Answering a reporter’s question on whether a technical failure was behind the crash, Fathi said: “On the contrary … if you thoroughly analyze the situation, the possibility of having a different action or a terror attack, is higher than the possibility of having a technical failure.”
But he cautioned that the truth would not be known before the investigation is concluded. Earlier, Egyptian Prime Minister Sherif Ismail also said a terror attack could not be ruled out. “We cannot rule anything out,” Ismail told reporters at Cairo airport.
Earlier, Greek defense minister Panos Kammenos said EgyptAir flight 804 made abrupt turns and suddenly lost altitude just before vanishing from radar at around 2:45 a.m. Egyptian time.

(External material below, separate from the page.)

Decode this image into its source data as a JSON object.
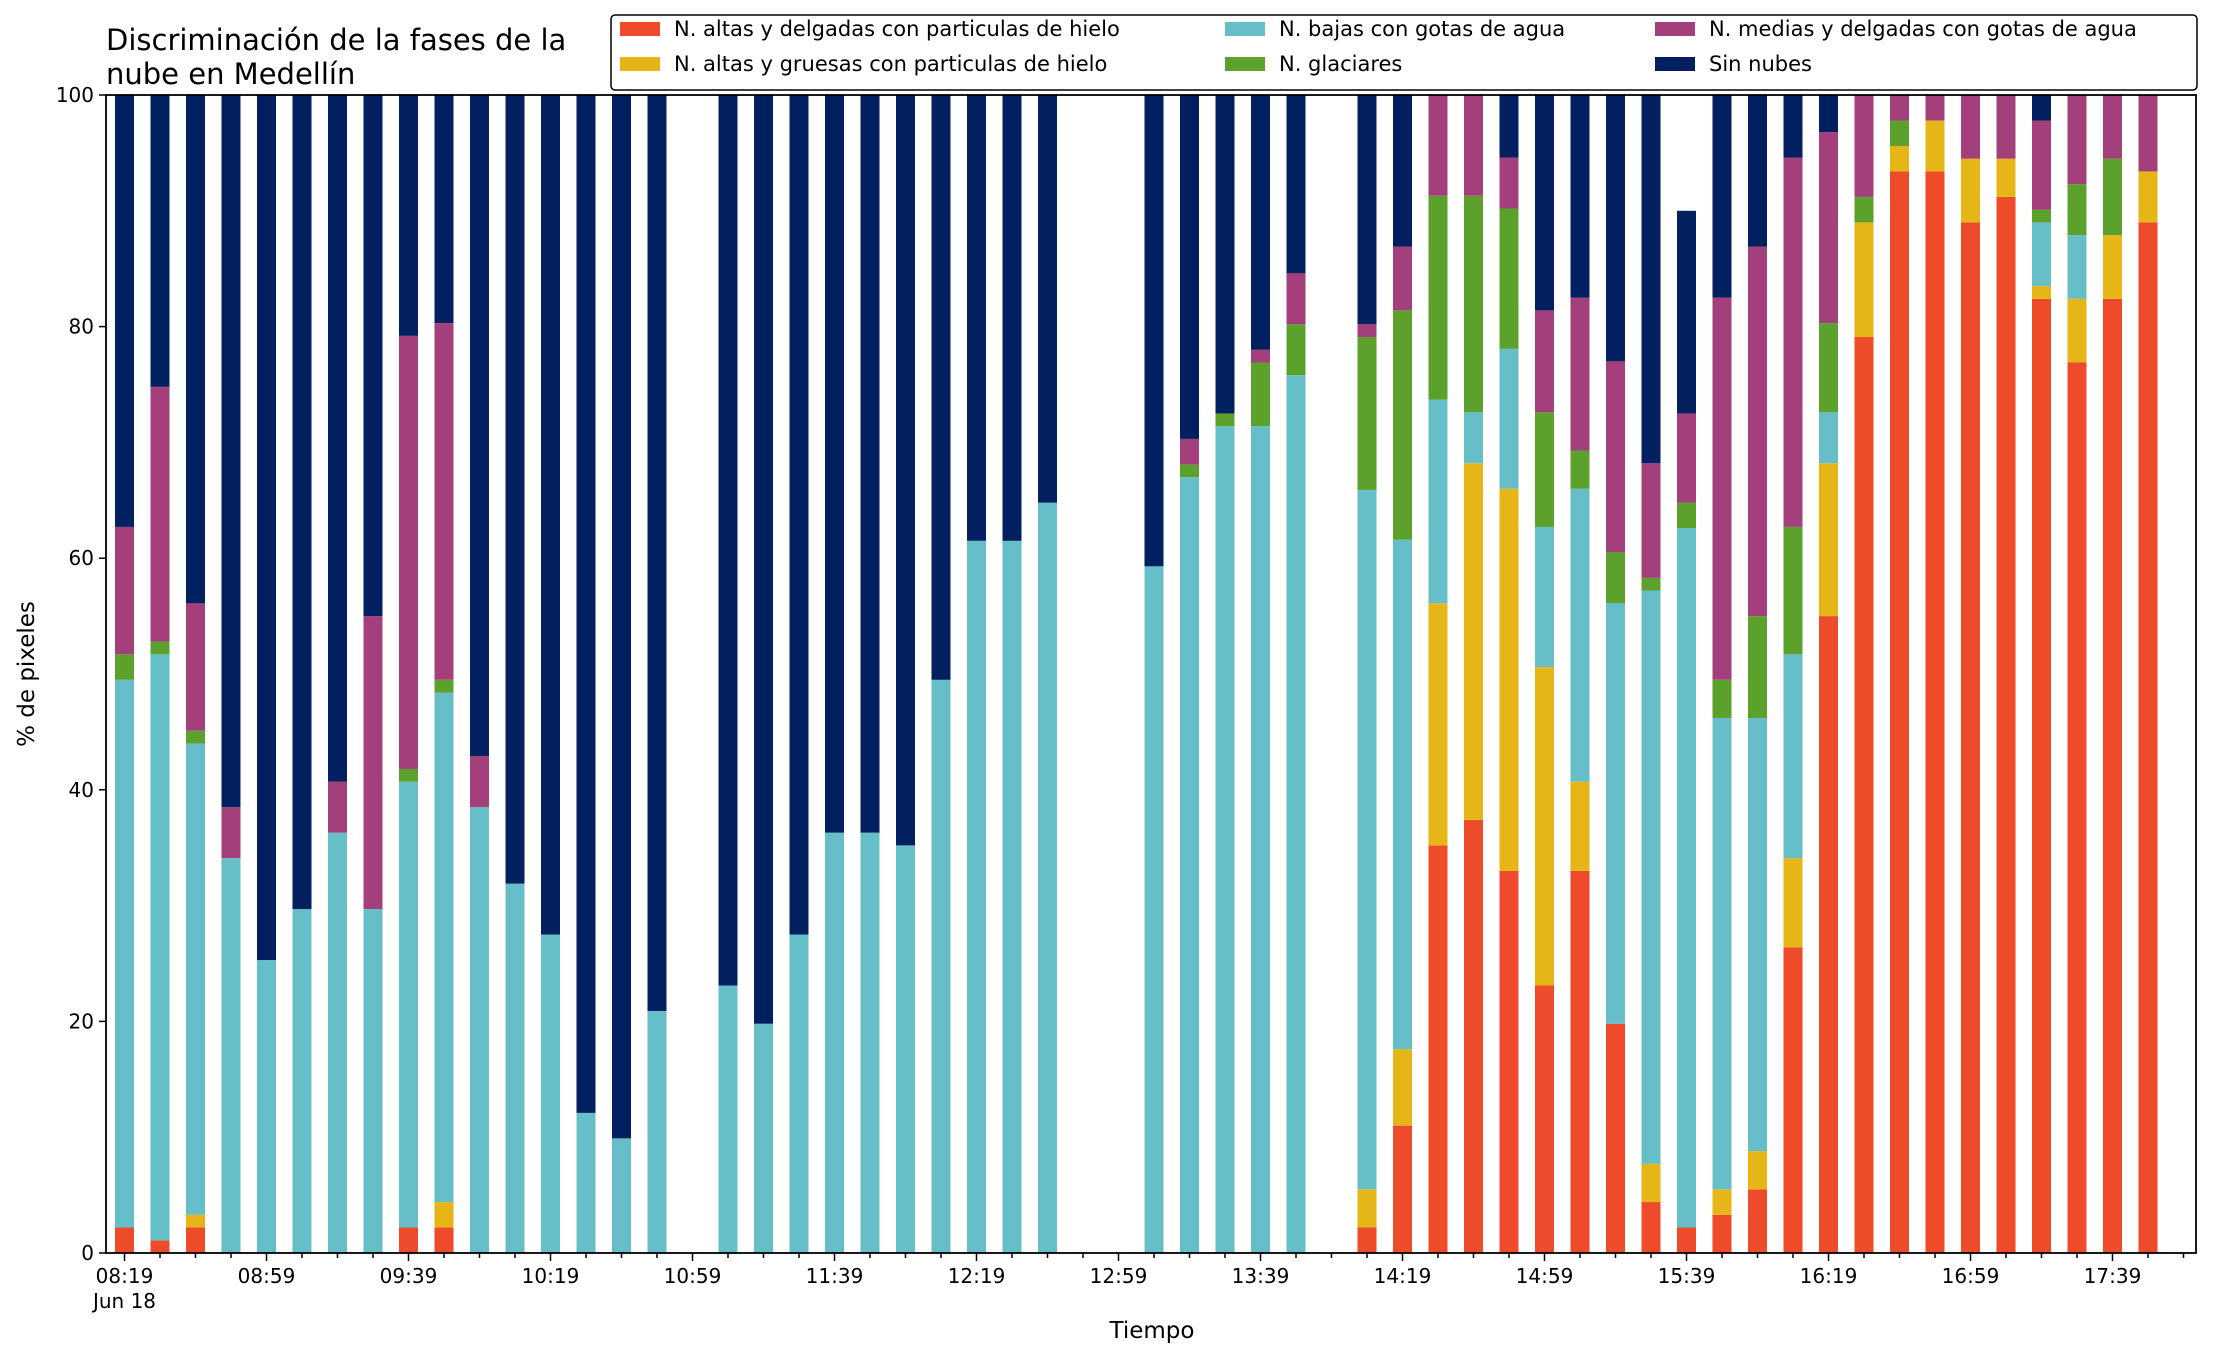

Kammenos said the aircraft was 10-15 miles inside the Egyptian FIR, Flight Information Region, and at an altitude of 37,000 feet. “It turned 90 degrees left and then a 360 degree turn toward the right, dropping from 38,000 to 15,000 feet and then it was lost at about 10,000 feet,” he said.
EgyptAir said the Airbus A320 vanished 10 miles (16 kilometers) after it entered Egyptian airspace, around 280 kilometers (175 miles) off Egypt’s coastline north of the Mediterranean port city of Alexandria. Their account fits closely with an account from Konstantinos Lintzerakos, director of Greece’s Civil Aviation Authority.
The airline said the Egyptian military had received an emergency signal from the aircraft, an apparent reference to an Emergency Locator Transmitter, a battery powered device designed to automatically give out a signal in the event of a sudden loss of altitude or impact.
The Egyptian military denied it had received a distress call and Egypt’s state-run daily Al-Ahram quoted an unidentified airport official as saying the pilot did not send one.